En otro mito que me encantaba de niña, la princesa Langwidere de Oz tenía treinta cabezas, una para cada día del mes. Unas eran buenas y otras eran malas, pero ella nunca lo podía recordar hasta que las tenía puestas, y entonces era demasiado tarde.

A la buena chica no se le puede echar la culpa porque sea mala. ¡La mala chica de hecho es una buena chica con mucho lío en la cabeza!

En mi fantasía, soy una princesa Langwidere con un vestido blanco de gasa con mucho vuelo y la llave de color rubí en la cintura para abrir los armarios donde se guardan mis cabezas.
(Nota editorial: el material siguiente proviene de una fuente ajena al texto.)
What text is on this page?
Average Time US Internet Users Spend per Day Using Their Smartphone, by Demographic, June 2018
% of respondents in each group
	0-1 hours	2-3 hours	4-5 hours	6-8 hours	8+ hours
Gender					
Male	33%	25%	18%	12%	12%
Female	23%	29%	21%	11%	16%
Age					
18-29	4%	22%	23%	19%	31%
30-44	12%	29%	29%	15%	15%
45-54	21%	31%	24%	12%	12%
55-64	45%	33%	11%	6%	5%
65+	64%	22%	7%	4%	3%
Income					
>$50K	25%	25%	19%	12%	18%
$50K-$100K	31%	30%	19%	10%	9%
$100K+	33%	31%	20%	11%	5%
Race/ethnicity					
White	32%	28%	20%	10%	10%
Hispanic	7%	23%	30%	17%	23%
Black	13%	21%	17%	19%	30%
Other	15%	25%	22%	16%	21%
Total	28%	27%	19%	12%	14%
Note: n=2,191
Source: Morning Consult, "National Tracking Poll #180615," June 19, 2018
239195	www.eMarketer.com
Abro el armario, me pongo la despeinada, una cabeza como la de Medusa, y de pronto le estoy gritando al escritor inglés:

– ¡Fuera! ¡Cómo te atreves a aparecer en mi habitación con una maleta de cartón!

No follo con él. Le mando a su casa con su sufriente mujer y yo disfruto sola de los lujos de la enorme cama de mi hotel.

El enemigo no es amable pero trata de ser bueno.

Todas las veces que siento eso, me digo: ¡cambia de cabez!l

Buena hija, buena hermana, buena sobrina, buena esposa, buena madre, y el único sitio en el que soy honrada es en una cama adúltera. El sexo prohibido se nos concede porque la individualidad todavía nos está prohibida a las mujeres. El sexo es la raíz de todo esto, el sexo es la clave.

El sexo es el catalizador de la metamorfosis. Por eso no podemos renunciar a él.